Solo las sonrisas perfectas tienen derechos humanos
El documental sobre las 7.291 personas que fallecieron en las residencias madrileñas durante la pandemia me conmocionó

Esta columna forma parte de la sección de Cultura y, considerando esta adscripción, me pregunto cómo representamos la vejez en el imaginario artístico. Cómo hemos ido conformando una idea de vejez a la que se asocian lo venerable, la memoria y la sabiduría, pero también fragilidad, soledad, enfermedad, cansancio, carga, temblor, decrepitud, acabamiento. Dignidad. No me he puesto a contar, pero intuyo que son más los relatos de un cuerpo humano joven, en ese perfecto estado de maduración que nunca percibimos cuando se trata de nuestro propio cuerpo, que los de esos otros cuerpos lastrados por la erosión de la vida. Sin embargo, nos quedan obras, en su punto justo de violencia y ternura, como Arrugas de Paco Roca y El ángel de piedra de la canadiense Margaret Laurence, una novela de cuya magnitud quise dejar constancia en una reseña de Babelia. Menciono estas dos obras porque su tema es la vejez y el olvido, el olvido de las cabezas medio perdidas y el olvido en el que a veces colocamos a estas personas.
Hay viejos y viejas memorables en la historia del arte y la literatura: Anquises sobre los hombros de Eneas; Celestina, puta vieja; la abuela de Caperucita; Salvatore Roncone, el anciano cascarrabias, de La sonrisa etrusca; la sagacísima Miss Marple que me hizo entender que nuestros personajes envejecen al ritmo de nuestro propio envejecimiento… Cuando reflexiono sobre todas estas cosas, observo mi propia mano como si no me perteneciese y después veo Las tres edades y la Muerte, de Hans Baldung, esa soberbia concreción plástica del paso del tiempo y de la metamorfosis. De cómo lo pútrido habita en lo festivo, pero también hay luz en la carne decaída. Esto es una columna de Cultura. Todo el mundo debería estar viéndole ya las orejas al lobo.
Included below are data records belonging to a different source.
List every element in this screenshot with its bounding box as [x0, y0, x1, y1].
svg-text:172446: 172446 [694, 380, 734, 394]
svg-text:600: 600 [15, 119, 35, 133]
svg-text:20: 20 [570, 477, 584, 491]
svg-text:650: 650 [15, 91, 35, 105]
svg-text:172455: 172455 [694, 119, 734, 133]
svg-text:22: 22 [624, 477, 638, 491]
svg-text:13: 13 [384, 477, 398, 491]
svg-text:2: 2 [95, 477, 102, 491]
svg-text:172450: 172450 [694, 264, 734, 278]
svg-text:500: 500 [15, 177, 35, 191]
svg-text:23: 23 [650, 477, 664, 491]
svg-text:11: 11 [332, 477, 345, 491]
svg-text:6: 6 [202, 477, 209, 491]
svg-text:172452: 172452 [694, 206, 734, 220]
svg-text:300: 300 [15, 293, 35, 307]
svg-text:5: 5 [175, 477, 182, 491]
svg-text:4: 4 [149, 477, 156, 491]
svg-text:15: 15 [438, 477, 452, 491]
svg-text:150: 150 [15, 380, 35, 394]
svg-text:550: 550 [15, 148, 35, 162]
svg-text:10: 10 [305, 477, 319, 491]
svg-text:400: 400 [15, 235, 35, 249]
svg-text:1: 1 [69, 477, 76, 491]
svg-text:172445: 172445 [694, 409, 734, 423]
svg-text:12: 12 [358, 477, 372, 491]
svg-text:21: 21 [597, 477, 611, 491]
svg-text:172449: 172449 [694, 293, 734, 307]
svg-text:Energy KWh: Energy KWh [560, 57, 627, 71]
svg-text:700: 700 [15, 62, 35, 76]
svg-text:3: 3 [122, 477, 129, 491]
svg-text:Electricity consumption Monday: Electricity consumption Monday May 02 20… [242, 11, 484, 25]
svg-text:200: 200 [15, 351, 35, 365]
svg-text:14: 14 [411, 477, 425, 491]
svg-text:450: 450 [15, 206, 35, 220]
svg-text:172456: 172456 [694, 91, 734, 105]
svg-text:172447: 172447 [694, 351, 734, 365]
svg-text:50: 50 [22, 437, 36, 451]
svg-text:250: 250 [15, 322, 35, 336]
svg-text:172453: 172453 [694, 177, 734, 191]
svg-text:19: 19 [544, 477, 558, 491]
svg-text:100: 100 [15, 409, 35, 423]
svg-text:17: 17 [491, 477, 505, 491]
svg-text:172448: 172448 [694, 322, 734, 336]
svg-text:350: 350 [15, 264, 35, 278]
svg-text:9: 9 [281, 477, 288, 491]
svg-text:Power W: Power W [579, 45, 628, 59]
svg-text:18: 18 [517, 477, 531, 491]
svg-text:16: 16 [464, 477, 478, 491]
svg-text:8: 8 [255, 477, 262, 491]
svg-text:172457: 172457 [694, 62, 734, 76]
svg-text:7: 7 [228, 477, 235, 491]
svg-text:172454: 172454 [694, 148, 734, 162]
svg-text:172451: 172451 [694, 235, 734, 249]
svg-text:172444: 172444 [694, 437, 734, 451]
Las 7.291 personas que fallecieron en las residencias sin ser derivadas a un hospital durante la pandemia fueron tratadas sin respeto por el Gobierno de la Comunidad de Madrid. Seres humanos despojados de vida y dignidad. El 13 de marzo el documental de Juanjo Castro tuvo una audiencia memorable. Yo lo vi y me conmocionó: el estado de precariedad creciente de la sanidad pública y de las residencias madrileñas, las penosas condiciones laborales de las gerocultoras y la crueldad con que han sido demonizadas, el dolor de las familias de las personas fallecidas, su impotencia, la recreación mental de sótanos en los geriátricos que recordaban al infierno, la muerte a solas, la crispación de los cadáveres agarrados a los barrotes de una cama, el siniestro detalle semántico a la hora de definir qué es un protocolo, la maquinaria publicitaria del Zendal como exaltación de la “eficiencia” del gobierno de Ayuso, la falta de coraje para asumir responsabilidades, la incompetencia, la estulticia en las comparecencias públicas y el temor justificado de que, si un nuevo brote pandémico nos castiga, esta situación no volvería a repetirse: sería peor. Porque las infraestructuras están más deterioradas, y las políticas neoliberales dinamitan los servicios y la asistencia públicos a la vez que, sin sutileza, pero con eficacia, transforman los mínimos valores democráticos: los derechos humanos lo son solo de las clases privilegiadas, los cuerpos lozanos, las sonrisas perfectas. Los demás seres no merecen la consideración de humanos. Se los puede dejar morir de hambre y sed. Como en Palestina. Como los ancianos y ancianas deshidratados dentro de sus habitaciones porque, especialmente durante las pandemias, el personal de un geriátrico no es invulnerable y también enferma. Al perro flaco, ya se sabe. Menos mal que aún nos quedan cineastas para documentar el horror.